Index class hierarchy

iscc-usearch provides six index classes. Two are single-file, four are sharded:

Index                            (usearch wrapper, uint64 keys)
└── NphdIndex                    (variable-length + NPHD metric)

ShardedIndex                     (composition-based sharding, uint64 keys)
├── ShardedIndex128              (128-bit UUID keys via _UuidKeyMixin)
└── ShardedNphdIndex             (variable-length + NPHD metric)
    └── ShardedNphdIndex128      (128-bit UUID keys via _UuidKeyMixin)

NphdIndex inherits from Index (which extends USearch's Index) and adds padding and the NPHD metric. ShardedIndex is a standalone composition-based class that manages multiple USearch indexes as shards. ShardedNphdIndex extends ShardedIndex with variable-length vector support and NPHD.

The 128 variants add 128-bit key support using usearch's key_kind="uuid" mode. Keys are bytes(16) for single operations and np.dtype('V16') arrays for batches. All 128-bit logic concentrates in a _UuidKeyMixin that overrides key-handling hooks on ShardedIndex — the base classes stay clean.

Choosing an index class

Class Var-len Keys Shards Upsert Remove Compact Use case
NphdIndex uint64 ISCC codes, fits in RAM
ShardedIndex uint64 Fixed-length vectors, large scale
ShardedIndex128 128-bit Fixed-length vectors, 128-bit keys
ShardedNphdIndex uint64 ISCC codes, large scale (production)
ShardedNphdIndex128 128-bit ISCC codes, large scale, 128-bit keys

About Index

Index is an internal base class that wraps USearch's Index with upsert support. It is not part of the public API and not exported in __all__. Use NphdIndex instead — it inherits all of Index's functionality and adds NPHD support.

For most ISCC workloads, use NphdIndex for datasets that fit in RAM, or ShardedNphdIndex for datasets that exceed RAM or need consistent insert throughput. Use the 128 variants when you need keys beyond 64 bits — see the UUID keys how-to.

Data flow

Write path (add)

For NphdIndex, the application calls add(key, vector), which pads the vector (prepends a length byte, zero-fills to max_dim + 8 bits) via pad_vectors and stores it in the USearch HNSW graph.
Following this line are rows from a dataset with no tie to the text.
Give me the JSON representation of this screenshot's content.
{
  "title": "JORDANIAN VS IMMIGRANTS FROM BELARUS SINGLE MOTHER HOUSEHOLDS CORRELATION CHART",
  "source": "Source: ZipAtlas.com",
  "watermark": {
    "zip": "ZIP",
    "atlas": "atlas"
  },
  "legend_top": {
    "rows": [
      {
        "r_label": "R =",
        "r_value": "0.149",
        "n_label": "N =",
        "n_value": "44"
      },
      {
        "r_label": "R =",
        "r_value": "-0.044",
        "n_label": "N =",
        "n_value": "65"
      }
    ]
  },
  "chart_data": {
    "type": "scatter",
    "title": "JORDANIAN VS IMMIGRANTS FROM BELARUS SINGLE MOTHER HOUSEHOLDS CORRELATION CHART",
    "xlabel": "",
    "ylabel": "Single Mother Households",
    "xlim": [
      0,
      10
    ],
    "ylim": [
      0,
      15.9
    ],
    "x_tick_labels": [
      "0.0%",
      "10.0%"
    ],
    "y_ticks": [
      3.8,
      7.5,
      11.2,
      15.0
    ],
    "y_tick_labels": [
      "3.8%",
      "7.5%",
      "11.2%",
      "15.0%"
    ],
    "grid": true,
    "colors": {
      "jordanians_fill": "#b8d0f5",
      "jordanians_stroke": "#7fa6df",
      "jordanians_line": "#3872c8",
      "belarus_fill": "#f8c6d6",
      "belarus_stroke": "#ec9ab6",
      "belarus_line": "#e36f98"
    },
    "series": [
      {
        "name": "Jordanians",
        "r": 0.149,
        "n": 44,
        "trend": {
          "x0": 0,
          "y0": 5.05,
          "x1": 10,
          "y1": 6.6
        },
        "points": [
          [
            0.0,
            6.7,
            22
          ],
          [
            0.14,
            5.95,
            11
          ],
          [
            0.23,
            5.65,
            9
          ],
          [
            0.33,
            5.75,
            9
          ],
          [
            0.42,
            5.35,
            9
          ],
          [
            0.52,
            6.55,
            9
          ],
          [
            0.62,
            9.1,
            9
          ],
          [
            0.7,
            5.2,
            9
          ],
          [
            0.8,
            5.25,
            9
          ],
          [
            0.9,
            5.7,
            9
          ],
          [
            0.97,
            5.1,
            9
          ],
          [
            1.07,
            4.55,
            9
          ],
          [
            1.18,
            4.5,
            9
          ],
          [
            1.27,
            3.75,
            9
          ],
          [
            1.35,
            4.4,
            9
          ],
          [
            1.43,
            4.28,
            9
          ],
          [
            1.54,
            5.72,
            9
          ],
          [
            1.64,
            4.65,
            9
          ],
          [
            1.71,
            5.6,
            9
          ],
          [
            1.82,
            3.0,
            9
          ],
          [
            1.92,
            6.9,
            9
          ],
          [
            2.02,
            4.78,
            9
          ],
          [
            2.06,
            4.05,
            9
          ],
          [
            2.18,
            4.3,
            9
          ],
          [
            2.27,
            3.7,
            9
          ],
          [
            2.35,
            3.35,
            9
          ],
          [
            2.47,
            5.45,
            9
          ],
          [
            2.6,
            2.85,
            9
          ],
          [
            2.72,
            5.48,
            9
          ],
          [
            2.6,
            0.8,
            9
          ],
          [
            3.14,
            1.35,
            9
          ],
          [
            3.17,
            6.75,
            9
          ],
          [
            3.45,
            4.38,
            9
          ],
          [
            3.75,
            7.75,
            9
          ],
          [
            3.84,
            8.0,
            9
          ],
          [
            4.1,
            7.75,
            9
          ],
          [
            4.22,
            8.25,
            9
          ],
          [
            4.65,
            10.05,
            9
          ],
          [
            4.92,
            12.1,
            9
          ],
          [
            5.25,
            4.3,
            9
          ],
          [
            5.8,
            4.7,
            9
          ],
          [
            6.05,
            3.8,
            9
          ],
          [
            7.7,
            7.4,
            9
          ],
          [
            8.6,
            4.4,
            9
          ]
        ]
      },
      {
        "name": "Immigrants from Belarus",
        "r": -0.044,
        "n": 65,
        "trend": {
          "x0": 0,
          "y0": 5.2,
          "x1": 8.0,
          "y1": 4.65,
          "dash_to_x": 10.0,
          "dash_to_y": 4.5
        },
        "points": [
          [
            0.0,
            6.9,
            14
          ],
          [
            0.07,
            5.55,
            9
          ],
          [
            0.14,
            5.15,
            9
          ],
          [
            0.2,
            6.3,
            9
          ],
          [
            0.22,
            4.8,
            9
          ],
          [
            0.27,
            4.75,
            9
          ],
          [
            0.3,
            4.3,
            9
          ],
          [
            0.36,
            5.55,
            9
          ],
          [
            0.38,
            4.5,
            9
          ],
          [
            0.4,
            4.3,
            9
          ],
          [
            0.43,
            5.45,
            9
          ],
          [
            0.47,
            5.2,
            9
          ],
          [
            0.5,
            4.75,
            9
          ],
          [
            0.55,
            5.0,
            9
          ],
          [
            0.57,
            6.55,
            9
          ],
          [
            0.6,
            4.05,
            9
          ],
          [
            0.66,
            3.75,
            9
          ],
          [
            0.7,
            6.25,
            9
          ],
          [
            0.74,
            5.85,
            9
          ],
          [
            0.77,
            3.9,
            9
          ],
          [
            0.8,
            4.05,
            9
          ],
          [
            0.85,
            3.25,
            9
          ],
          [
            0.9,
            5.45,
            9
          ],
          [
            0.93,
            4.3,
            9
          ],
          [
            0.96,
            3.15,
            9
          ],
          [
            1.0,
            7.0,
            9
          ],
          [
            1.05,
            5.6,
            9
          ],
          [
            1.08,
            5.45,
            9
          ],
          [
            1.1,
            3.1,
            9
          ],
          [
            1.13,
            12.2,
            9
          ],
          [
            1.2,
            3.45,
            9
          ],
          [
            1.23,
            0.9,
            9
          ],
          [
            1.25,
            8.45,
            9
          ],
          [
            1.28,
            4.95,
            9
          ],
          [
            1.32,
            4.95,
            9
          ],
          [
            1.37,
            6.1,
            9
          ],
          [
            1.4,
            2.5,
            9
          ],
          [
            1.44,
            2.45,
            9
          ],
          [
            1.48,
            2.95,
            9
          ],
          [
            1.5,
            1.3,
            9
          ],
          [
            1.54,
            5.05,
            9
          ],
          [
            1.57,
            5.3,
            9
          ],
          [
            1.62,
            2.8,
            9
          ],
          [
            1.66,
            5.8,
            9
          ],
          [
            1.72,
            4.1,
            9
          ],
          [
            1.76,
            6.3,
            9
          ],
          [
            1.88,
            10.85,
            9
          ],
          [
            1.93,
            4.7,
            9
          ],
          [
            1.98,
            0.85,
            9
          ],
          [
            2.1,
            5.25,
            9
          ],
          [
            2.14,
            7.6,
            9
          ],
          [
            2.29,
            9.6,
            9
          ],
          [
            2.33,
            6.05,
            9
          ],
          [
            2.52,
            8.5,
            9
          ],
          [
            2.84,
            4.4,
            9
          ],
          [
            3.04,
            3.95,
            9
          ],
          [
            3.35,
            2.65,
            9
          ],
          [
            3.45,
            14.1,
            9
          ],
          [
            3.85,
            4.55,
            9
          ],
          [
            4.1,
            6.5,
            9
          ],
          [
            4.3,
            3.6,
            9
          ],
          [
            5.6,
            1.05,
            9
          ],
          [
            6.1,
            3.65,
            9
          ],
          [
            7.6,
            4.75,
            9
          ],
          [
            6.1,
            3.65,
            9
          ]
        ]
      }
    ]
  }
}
For ShardedNphdIndex, the write path adds bloom filter updates, dirty counter increments, and automatic shard rotation: once the active shard exceeds shard_size, it is saved to disk and reopened as a memory-mapped view while a fresh active shard is created.

Delete path (remove)

For ShardedNphdIndex, remove() checks the bloom filter first for fast rejection. Active shard entries are removed immediately via USearch's lazy deletion. View shard entries are tombstoned — tracked in a _tombstones set and persisted as tombstones.npy. Tombstoned entries are suppressed in search results and iterators. compact() rebuilds view shards to physically remove tombstoned entries and reclaim disk space.
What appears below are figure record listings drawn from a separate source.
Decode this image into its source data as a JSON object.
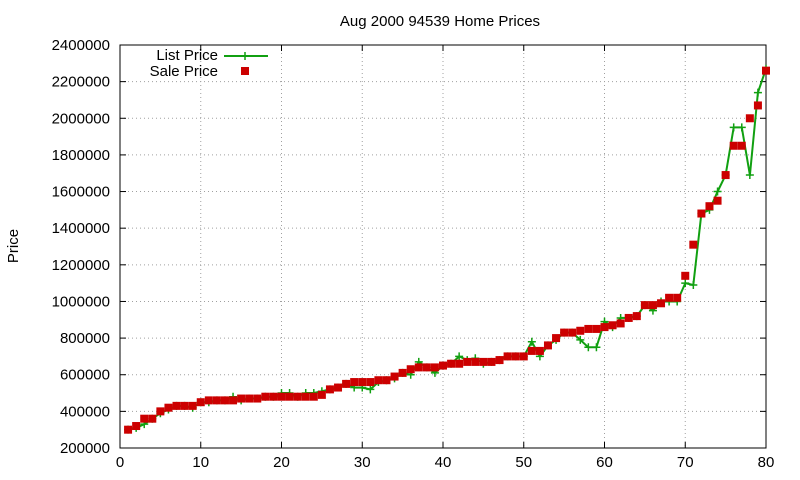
{
  "chart_data": {
    "type": "line",
    "title": "Aug 2000 94539 Home Prices",
    "xlabel": "",
    "ylabel": "Price",
    "xlim": [
      0,
      80
    ],
    "ylim": [
      200000,
      2400000
    ],
    "x_ticks": [
      0,
      10,
      20,
      30,
      40,
      50,
      60,
      70,
      80
    ],
    "y_ticks": [
      200000,
      400000,
      600000,
      800000,
      1000000,
      1200000,
      1400000,
      1600000,
      1800000,
      2000000,
      2200000,
      2400000
    ],
    "grid": true,
    "legend_position": "top-left",
    "series": [
      {
        "name": "List Price",
        "style": "line-plus",
        "color": "#11a011",
        "x": [
          1,
          2,
          3,
          4,
          5,
          6,
          7,
          8,
          9,
          10,
          11,
          12,
          13,
          14,
          15,
          16,
          17,
          18,
          19,
          20,
          21,
          22,
          23,
          24,
          25,
          26,
          27,
          28,
          29,
          30,
          31,
          32,
          33,
          34,
          35,
          36,
          37,
          38,
          39,
          40,
          41,
          42,
          43,
          44,
          45,
          46,
          47,
          48,
          49,
          50,
          51,
          52,
          53,
          54,
          55,
          56,
          57,
          58,
          59,
          60,
          61,
          62,
          63,
          64,
          65,
          66,
          67,
          68,
          69,
          70,
          71,
          72,
          73,
          74,
          75,
          76,
          77,
          78,
          79,
          80
        ],
        "values": [
          300000,
          310000,
          330000,
          360000,
          390000,
          410000,
          430000,
          430000,
          420000,
          450000,
          450000,
          460000,
          460000,
          480000,
          460000,
          470000,
          470000,
          480000,
          480000,
          500000,
          500000,
          480000,
          500000,
          500000,
          510000,
          520000,
          530000,
          550000,
          530000,
          530000,
          520000,
          560000,
          570000,
          580000,
          610000,
          600000,
          670000,
          640000,
          610000,
          650000,
          660000,
          700000,
          680000,
          690000,
          660000,
          670000,
          680000,
          700000,
          700000,
          700000,
          780000,
          700000,
          760000,
          790000,
          830000,
          830000,
          790000,
          750000,
          750000,
          890000,
          860000,
          910000,
          910000,
          920000,
          980000,
          950000,
          1000000,
          1000000,
          1000000,
          1100000,
          1090000,
          1480000,
          1500000,
          1600000,
          1690000,
          1950000,
          1950000,
          1690000,
          2140000,
          2270000
        ]
      },
      {
        "name": "Sale Price",
        "style": "square-points",
        "color": "#cc0000",
        "x": [
          1,
          2,
          3,
          4,
          5,
          6,
          7,
          8,
          9,
          10,
          11,
          12,
          13,
          14,
          15,
          16,
          17,
          18,
          19,
          20,
          21,
          22,
          23,
          24,
          25,
          26,
          27,
          28,
          29,
          30,
          31,
          32,
          33,
          34,
          35,
          36,
          37,
          38,
          39,
          40,
          41,
          42,
          43,
          44,
          45,
          46,
          47,
          48,
          49,
          50,
          51,
          52,
          53,
          54,
          55,
          56,
          57,
          58,
          59,
          60,
          61,
          62,
          63,
          64,
          65,
          66,
          67,
          68,
          69,
          70,
          71,
          72,
          73,
          74,
          75,
          76,
          77,
          78,
          79,
          80
        ],
        "values": [
          300000,
          320000,
          360000,
          360000,
          400000,
          420000,
          430000,
          430000,
          430000,
          450000,
          460000,
          460000,
          460000,
          460000,
          470000,
          470000,
          470000,
          480000,
          480000,
          480000,
          480000,
          480000,
          480000,
          480000,
          490000,
          520000,
          530000,
          550000,
          560000,
          560000,
          560000,
          570000,
          570000,
          590000,
          610000,
          630000,
          640000,
          640000,
          640000,
          650000,
          660000,
          660000,
          670000,
          670000,
          670000,
          670000,
          680000,
          700000,
          700000,
          700000,
          730000,
          730000,
          760000,
          800000,
          830000,
          830000,
          840000,
          850000,
          850000,
          860000,
          870000,
          880000,
          910000,
          920000,
          980000,
          980000,
          990000,
          1020000,
          1020000,
          1140000,
          1310000,
          1480000,
          1520000,
          1550000,
          1690000,
          1850000,
          1850000,
          2000000,
          2070000,
          2260000
        ]
      }
    ]
  }
}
The query is padded and searched across all shards in parallel (active shard in RAM plus memory-mapped view shards). Each shard invokes the NPHD metric for distance computations, returning distances in [0.0, 1.0]. Results are merged via argsort and top-k selection. When tombstones or cross-shard duplicates exist, view shard results are oversampled and filtered to exclude stale entries before merging.

Concurrency model

iscc-usearch is designed for single-process access. The underlying .usearch files have no file locking or multi-process coordination.

Warning

Running multiple processes against the same index files may corrupt data.

Within a single process, use async/await for concurrent connections (e.g., serving search queries from an async web framework). The index objects themselves are not thread-safe -- guard concurrent access with a lock if using threads.
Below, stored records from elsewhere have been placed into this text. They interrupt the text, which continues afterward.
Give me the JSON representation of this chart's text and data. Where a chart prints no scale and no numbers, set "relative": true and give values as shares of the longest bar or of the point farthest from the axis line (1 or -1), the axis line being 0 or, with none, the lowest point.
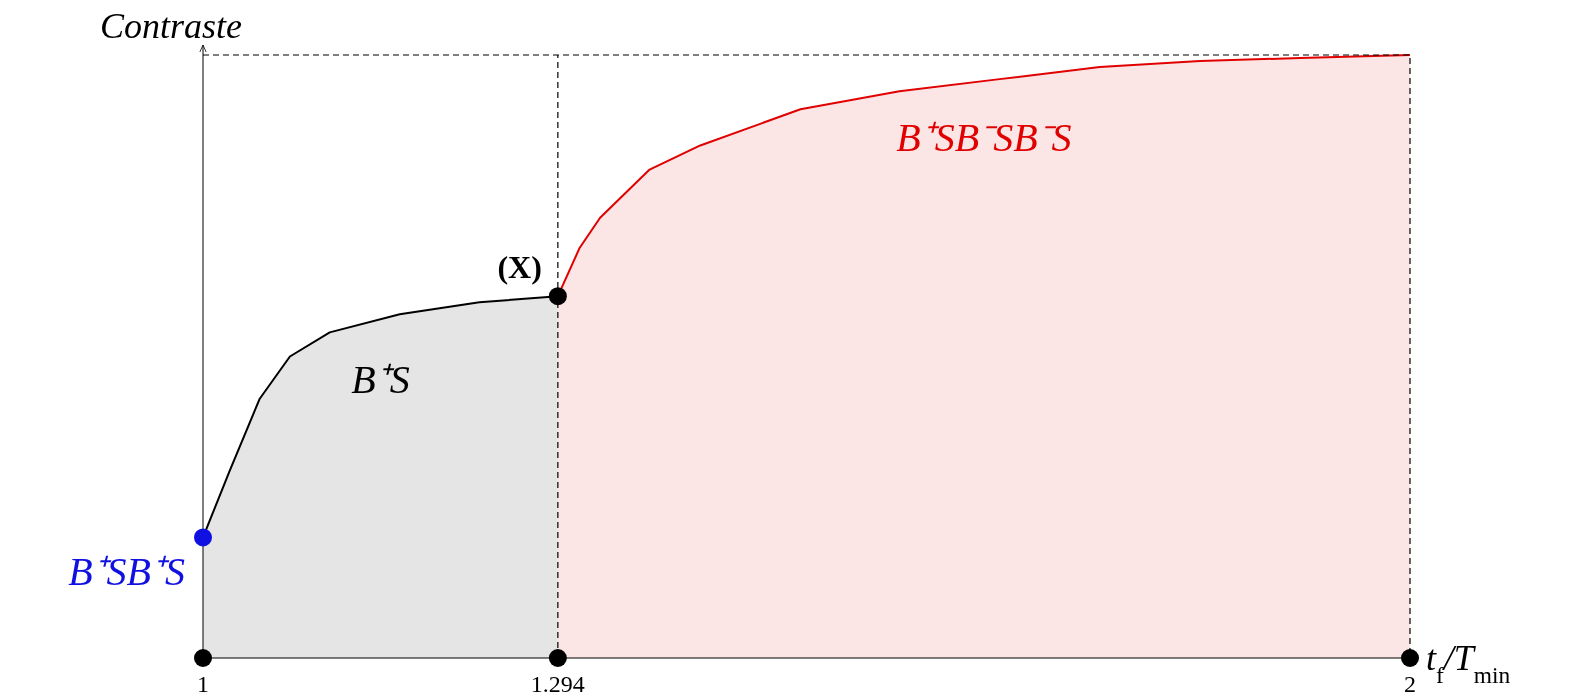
{
  "chart_data": {
    "type": "area",
    "relative": true,
    "xlabel": "t$_{f}$/T$_{min}$",
    "ylabel": "Contraste",
    "xlim": [
      1,
      2
    ],
    "xticks": [
      1,
      1.294,
      2
    ],
    "series": [
      {
        "name": "B⁺S",
        "color": "#000000",
        "x": [
          1,
          1.022,
          1.047,
          1.072,
          1.105,
          1.163,
          1.229,
          1.294
        ],
        "values": [
          0.2,
          0.31,
          0.43,
          0.5,
          0.54,
          0.57,
          0.59,
          0.6
        ]
      },
      {
        "name": "B⁺SB⁻SB⁻S",
        "color": "#e00000",
        "x": [
          1.294,
          1.312,
          1.329,
          1.37,
          1.412,
          1.495,
          1.577,
          1.66,
          1.743,
          1.826,
          1.909,
          2
        ],
        "values": [
          0.6,
          0.68,
          0.73,
          0.81,
          0.85,
          0.91,
          0.94,
          0.96,
          0.98,
          0.99,
          0.995,
          1
        ]
      },
      {
        "type": "scatter",
        "marker": "circle",
        "name": "B⁺SB⁺S",
        "color": "#1010e0",
        "x": [
          1
        ],
        "values": [
          0.2
        ]
      },
      {
        "type": "scatter",
        "marker": "circle",
        "color": "#000000",
        "x": [
          1,
          1.294,
          2,
          1.294
        ],
        "values": [
          0,
          0,
          0,
          0.6
        ]
      }
    ],
    "ref_lines": [
      {
        "axis": "x",
        "value": 1.294,
        "line_style": "dashed",
        "color": "#000000"
      }
    ],
    "annotations": [
      {
        "text": "(X)",
        "x": 1.294,
        "y": 0.6
      }
    ]
  }
}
For sharded indexes, shard rotation (save + reopen) is not atomic. Concurrent reads during rotation are safe because completed view shards are immutable, but concurrent writes must be serialized.

Why a thin wrapper

iscc-usearch does not fork USearch's index logic. It wraps the existing Index class and adds padding at the boundary. The NPHD metric is provided natively by usearch-iscc as MetricKind.NPHD, so no metric restoration is needed after persistence operations. This keeps the wrapper small and lets it track upstream USearch improvements without merge conflicts.

The one exception is the patched usearch fork, which modifies USearch's C++ core for performance. Those patches are confined to view/load paths and don't change the index format.